K-score explainer recipe

What this recipe does

A failed K-score is the kolm equivalent of a compile error in C. The diagnostic is verbose; the fix is usually one of about a dozen patterns ("three gold pairs in your set are mutually inconsistent," "your verifier is too strict for the schema you wrote," "your eval set is too small to hit the floor with statistical confidence"). This recipe knows those patterns and applies them.

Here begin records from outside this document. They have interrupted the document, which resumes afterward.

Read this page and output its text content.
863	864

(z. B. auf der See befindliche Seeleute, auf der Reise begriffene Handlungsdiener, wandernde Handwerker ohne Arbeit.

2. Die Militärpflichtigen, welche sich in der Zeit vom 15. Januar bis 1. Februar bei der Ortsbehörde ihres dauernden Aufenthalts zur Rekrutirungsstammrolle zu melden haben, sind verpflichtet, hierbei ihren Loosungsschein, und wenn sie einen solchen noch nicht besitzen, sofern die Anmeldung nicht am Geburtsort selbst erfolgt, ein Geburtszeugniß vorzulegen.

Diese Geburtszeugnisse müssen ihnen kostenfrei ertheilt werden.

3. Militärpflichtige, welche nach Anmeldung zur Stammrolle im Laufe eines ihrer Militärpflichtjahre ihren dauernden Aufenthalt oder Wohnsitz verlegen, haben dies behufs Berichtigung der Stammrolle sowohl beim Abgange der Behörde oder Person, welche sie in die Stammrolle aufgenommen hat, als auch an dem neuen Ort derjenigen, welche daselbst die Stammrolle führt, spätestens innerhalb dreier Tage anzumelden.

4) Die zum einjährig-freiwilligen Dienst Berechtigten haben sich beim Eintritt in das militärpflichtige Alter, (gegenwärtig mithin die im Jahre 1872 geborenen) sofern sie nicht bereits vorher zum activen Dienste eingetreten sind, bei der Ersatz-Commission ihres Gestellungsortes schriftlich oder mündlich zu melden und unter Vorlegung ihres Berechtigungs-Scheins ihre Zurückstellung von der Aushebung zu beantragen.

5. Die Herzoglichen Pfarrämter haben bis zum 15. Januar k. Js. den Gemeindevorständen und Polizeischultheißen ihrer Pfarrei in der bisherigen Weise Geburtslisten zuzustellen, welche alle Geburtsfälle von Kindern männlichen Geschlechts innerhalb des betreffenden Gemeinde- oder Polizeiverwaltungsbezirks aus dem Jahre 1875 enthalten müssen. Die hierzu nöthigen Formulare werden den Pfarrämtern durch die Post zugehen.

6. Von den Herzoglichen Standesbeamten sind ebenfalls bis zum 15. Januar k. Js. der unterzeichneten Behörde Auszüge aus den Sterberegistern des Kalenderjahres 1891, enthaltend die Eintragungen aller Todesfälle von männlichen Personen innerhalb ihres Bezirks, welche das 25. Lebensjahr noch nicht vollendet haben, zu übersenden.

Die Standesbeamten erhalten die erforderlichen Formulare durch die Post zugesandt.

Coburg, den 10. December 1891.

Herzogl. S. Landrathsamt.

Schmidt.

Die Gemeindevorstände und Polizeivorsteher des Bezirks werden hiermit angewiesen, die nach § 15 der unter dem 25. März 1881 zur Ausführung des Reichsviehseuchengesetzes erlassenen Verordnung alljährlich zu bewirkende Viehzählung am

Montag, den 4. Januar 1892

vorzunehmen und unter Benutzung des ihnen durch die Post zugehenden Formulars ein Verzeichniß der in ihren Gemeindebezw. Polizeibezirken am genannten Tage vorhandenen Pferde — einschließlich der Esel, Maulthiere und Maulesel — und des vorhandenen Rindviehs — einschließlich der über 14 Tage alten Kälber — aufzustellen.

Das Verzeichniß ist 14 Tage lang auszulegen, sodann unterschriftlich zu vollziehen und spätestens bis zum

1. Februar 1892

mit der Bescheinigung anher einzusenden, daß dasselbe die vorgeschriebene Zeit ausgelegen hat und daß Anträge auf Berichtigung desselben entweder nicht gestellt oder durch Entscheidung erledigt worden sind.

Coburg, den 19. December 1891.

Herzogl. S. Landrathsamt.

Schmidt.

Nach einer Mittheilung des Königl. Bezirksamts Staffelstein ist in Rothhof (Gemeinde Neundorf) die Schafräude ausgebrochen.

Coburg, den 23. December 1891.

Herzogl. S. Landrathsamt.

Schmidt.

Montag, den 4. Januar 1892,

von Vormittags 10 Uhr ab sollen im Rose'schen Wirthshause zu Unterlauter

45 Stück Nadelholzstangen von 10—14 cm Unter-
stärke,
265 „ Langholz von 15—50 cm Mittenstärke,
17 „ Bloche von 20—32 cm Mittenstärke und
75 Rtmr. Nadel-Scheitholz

The verifier rejects any fix that doesn't trace to the actual numbers in the report — so the recipe can't make up a "your eval set is too small" diagnosis when it isn't. Each suggested fix points to a concrete row in the failure log.

The spec

{
  "output_kind": "json",
  "schema": {
    "required": ["diagnosis", "fixes", "expected_lift"],
    "properties": {
      "diagnosis": { "type": "string", "maxLength": 500 },
      "fixes": { "type": "array", "items": {
        "required": ["action", "target", "why"],
        "properties": {
          "action": { "enum": ["remove_pair", "relabel_pair", "relax_verifier", "strengthen_verifier", "add_pairs", "lower_k_floor"] },
          "target": { "type": "string" },
          "why": { "type": "string" }
        }
      }, "maxItems": 6 },
      "expected_lift": { "type": "number" }
    }
  },
  "verifier": {
    "target_must_appear_in_failure_log": true,
    "diagnosis_must_cite_T_C_or_L_value": true,
    "expected_lift_calibrated_brier": 0.12
  }
}

Gold pair (1 of 800 shown)

input - failed K-score report

k_score=0.78 (floor=0.85)
  T=0.74 (k-sample pass rate)  C=0.91 (recipe coverage)  L=0.96 (latency)
failure_log:
  pair[112] verifier_failed: span_must_byte_match_input  diff=2chars
  pair[113] verifier_failed: span_must_byte_match_input  diff=4chars
  pair[114] verifier_failed: span_must_byte_match_input  diff=1char
  ... (24 of 30 failures are span byte-match with diff < 5 chars)

output

{
  "diagnosis": "T=0.74 is dragging the K-score below 0.85; 24 of 30 failures are span byte-match misses with diff under 5 chars (whitespace/punctuation). The verifier is correctly strict but the gold corpus has noisy span boundaries.",
  "fixes": [
    {"action": "relax_verifier", "target": "span_must_byte_match_input", "why": "switch to span_must_overlap_input(min_overlap=0.95) — keeps semantic constraint, tolerates whitespace drift"},
    {"action": "relabel_pair", "target": "pairs[112-135]", "why": "normalize gold spans to trim leading/trailing whitespace"}
  ],
  "expected_lift": 0.09
}

Compile

kolm compile "K-score failure explainer with grounded fix recommendations" \
  --base qwen2.5-coder-7b \
  --pairs ./failed-compile-pairs.jsonl \
  --verifier target-grounded,T-C-L-cited \
  --k-floor 0.82 \
  --output k-score-explainer.kolm

ok wrote k-score-explainer.kolm
   k_score=0.86  signature=hmac-sha256

K-score gate

K-score 0.86 held-out 240 failed compiles · target-grounded 100% · expected-lift Brier 0.094 (target 0.12) · user-applied-fix-passed 71%

"User-applied-fix-passed 71%" means: when a real engineer ran the suggested fix, the next compile passed its K-floor 71% of the time. The other 29% needed a second iteration — but the second iteration was also explained by this recipe.

Run-time profile

M2 MacBook

2.4s

RTX 5090

560ms

Mac Studio

1.4s

CPU x86 (server)

3.4s

Deploy

# wired into kolm compile failure path:
on_compile_failed = (report) => {
  const x = kolm.run('k-score-explainer.kolm', report);
  console.log('\nDIAGNOSIS:\n  ' + x.diagnosis);
  console.log('\nFIXES (expected lift +' + x.expected_lift.toFixed(2) + '):');
  for (const f of x.fixes) console.log('  - ' + f.action + ' ' + f.target + '\n    ' + f.why);
};

K-score failed, here's the fix.